De gezanten van Hoog-Cranborn, Fallora, Marnara en Kamroth waren onder de indruk. Een regiment gildesoldaten was een formidabele krijgsmacht, tien regimenten was een legendarische hoeveelheid soldaten zoals zelden gezien na de Banning. Nadat het goed tot hen was doorgedrongen welk een organisatorisch genie er achter het in stilte verzamelen en opstellen van deze troepen zat, nog afgezien van het immense krijgspotentieel dat hier voor hen verzameld was, kregen ze de volgende schok te verwerken.

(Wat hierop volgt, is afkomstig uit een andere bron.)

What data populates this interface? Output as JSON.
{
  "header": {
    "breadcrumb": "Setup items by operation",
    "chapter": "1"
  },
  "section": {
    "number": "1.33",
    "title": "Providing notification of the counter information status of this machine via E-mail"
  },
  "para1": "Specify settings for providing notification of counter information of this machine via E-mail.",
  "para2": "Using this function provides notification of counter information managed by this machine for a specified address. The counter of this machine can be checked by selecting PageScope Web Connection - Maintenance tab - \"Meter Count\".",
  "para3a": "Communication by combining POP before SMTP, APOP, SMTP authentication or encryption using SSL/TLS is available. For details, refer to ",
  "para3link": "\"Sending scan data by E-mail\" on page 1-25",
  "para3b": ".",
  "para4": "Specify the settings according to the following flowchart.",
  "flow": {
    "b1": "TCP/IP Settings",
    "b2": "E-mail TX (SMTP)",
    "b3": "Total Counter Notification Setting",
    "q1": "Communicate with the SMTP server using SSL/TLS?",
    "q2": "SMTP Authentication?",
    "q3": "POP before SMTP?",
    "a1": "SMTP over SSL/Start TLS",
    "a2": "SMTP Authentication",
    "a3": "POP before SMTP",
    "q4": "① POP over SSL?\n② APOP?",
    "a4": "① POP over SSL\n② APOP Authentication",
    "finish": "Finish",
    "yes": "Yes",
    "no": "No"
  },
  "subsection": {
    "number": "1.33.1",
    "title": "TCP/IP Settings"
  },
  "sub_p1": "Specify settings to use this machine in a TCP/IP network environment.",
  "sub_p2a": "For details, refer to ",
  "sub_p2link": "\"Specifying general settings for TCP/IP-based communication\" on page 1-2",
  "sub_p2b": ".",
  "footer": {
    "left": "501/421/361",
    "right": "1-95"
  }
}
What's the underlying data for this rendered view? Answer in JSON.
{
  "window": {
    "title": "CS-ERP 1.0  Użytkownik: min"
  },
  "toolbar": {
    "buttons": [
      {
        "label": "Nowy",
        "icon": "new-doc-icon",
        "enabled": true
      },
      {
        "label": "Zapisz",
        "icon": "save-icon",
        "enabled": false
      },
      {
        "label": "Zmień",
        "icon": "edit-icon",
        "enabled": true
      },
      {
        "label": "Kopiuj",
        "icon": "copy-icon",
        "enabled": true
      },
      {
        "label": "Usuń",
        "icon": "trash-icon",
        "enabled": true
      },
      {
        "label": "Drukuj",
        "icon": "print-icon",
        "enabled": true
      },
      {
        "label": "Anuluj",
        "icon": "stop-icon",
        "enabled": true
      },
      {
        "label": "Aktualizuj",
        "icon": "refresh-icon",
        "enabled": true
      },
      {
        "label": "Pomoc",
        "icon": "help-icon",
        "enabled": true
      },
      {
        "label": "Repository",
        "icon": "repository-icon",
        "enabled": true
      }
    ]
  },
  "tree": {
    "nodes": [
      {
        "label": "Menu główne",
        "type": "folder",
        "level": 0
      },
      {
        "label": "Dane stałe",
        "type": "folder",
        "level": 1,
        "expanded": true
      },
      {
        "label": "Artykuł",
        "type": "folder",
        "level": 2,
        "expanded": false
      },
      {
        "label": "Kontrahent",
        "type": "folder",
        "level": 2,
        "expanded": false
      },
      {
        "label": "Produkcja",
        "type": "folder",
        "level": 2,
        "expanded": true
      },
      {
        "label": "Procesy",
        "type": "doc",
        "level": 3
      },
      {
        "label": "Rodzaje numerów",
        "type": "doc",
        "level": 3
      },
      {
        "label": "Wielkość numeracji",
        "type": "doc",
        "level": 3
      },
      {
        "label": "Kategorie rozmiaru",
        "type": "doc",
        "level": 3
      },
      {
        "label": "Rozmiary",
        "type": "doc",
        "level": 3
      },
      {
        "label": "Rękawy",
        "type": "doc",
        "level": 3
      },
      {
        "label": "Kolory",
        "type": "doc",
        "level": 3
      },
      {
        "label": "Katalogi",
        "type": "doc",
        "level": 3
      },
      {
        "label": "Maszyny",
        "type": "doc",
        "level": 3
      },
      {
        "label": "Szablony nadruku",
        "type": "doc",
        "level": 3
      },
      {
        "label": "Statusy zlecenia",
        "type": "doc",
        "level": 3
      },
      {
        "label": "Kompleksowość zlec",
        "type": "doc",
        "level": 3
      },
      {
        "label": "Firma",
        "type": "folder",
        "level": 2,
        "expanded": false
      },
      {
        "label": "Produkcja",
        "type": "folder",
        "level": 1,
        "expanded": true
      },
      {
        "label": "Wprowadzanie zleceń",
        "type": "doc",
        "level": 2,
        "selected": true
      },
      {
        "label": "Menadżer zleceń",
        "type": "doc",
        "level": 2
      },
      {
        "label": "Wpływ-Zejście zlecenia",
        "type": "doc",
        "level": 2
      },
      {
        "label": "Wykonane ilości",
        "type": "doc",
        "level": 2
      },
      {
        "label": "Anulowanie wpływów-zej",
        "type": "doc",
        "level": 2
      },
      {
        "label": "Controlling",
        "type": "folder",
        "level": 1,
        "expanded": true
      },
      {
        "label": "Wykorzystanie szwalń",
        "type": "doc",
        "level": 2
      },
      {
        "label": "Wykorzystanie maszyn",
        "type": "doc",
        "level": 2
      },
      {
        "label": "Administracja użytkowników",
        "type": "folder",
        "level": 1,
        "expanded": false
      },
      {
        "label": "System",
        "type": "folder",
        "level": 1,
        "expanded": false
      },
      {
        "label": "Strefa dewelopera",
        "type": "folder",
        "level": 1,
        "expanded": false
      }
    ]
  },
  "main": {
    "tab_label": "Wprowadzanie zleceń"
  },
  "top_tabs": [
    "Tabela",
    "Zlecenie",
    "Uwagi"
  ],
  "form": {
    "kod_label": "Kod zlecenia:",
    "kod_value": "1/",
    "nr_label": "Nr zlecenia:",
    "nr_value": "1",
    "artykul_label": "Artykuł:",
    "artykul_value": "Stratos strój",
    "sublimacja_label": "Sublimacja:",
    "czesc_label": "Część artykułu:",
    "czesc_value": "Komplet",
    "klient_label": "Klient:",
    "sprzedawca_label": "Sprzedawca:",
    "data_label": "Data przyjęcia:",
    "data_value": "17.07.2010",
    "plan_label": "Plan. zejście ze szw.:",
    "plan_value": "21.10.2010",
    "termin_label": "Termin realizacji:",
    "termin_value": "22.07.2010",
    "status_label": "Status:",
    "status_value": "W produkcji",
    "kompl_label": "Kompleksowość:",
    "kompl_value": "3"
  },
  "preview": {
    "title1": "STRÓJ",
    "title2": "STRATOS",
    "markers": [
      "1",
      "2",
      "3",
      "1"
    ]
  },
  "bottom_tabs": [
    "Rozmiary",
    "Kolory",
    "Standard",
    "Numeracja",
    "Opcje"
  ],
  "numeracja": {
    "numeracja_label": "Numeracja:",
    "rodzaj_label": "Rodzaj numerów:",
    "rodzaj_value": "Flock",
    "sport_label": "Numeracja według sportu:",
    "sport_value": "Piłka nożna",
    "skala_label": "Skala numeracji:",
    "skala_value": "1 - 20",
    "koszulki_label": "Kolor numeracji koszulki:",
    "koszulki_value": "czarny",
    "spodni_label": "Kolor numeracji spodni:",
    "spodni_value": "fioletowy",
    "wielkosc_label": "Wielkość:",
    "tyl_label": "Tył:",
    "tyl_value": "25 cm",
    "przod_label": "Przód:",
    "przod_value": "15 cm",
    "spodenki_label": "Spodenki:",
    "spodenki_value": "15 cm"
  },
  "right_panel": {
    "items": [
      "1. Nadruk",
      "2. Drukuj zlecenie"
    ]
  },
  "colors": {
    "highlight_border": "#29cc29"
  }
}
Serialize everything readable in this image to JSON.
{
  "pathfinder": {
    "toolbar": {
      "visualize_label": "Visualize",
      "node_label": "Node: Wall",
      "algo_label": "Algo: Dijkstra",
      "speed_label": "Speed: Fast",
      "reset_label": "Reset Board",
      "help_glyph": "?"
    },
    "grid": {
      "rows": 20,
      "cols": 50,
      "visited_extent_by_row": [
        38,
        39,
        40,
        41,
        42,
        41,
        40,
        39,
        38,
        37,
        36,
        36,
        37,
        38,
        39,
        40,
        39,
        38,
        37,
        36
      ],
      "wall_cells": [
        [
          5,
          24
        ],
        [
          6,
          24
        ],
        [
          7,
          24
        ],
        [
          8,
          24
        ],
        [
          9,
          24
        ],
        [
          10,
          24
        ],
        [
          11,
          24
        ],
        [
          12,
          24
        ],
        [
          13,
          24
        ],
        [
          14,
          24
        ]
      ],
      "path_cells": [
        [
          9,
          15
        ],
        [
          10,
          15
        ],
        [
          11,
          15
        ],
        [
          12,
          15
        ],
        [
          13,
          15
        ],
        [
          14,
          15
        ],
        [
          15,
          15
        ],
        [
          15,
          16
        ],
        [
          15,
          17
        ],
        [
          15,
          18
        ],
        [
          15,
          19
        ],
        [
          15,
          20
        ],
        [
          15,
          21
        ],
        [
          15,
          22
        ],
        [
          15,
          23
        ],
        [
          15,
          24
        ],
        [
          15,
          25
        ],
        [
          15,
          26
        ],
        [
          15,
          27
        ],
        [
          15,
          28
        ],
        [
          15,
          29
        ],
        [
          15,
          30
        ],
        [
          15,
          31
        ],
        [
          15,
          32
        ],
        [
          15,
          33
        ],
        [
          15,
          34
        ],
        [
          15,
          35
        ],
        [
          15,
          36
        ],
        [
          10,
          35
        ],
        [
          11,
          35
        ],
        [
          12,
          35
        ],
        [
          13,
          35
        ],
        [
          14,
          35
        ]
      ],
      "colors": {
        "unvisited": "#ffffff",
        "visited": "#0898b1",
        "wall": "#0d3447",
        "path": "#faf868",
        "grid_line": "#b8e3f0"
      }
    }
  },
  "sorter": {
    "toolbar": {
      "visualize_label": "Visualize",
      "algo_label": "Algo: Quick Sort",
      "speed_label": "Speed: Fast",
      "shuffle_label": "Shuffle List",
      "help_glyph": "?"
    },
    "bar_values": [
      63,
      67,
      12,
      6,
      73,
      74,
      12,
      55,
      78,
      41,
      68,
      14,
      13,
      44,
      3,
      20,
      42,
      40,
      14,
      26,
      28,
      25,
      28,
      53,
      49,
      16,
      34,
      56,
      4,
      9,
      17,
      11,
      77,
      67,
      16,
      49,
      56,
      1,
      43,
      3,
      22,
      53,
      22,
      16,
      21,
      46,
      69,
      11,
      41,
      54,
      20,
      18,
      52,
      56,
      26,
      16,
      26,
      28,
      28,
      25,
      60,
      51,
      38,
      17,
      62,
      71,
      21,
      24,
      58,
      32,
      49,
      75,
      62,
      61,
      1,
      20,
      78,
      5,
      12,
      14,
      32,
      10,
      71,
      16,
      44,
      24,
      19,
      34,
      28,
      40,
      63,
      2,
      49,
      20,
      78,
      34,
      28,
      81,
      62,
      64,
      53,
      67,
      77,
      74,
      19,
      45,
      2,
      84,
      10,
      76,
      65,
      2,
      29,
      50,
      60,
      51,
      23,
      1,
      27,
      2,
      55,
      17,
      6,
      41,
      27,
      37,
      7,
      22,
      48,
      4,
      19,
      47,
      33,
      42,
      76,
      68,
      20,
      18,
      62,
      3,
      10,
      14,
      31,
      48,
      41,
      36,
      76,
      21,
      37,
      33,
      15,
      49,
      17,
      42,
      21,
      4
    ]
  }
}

Overste Hardin stapte de muren op, gevolgd door de raad van wijze veteranen met wie de gezanten eerder gesproken hadden. Hardin was nooit in velden of wegen te zien geweest. Hij zag eruit als een verweerd stuk leer op twee benen en de soldaten die hem kenden beweerden dat hij nog veel taaier was. Hardin was een veteraan van vele veldslagen in het buitenland en zijn overwinningen waren legendarisch. Hoewel de man tegen de zeventig jaar oud moest zijn, was zijn pas krachtig en vastberaden en hing er nog steeds een maliënkolder rond zijn lichaam en een rapier aan zijn linkerzijde. Zijn blik leek waterig maar was nog steeds zo scherp als een Priemstekel.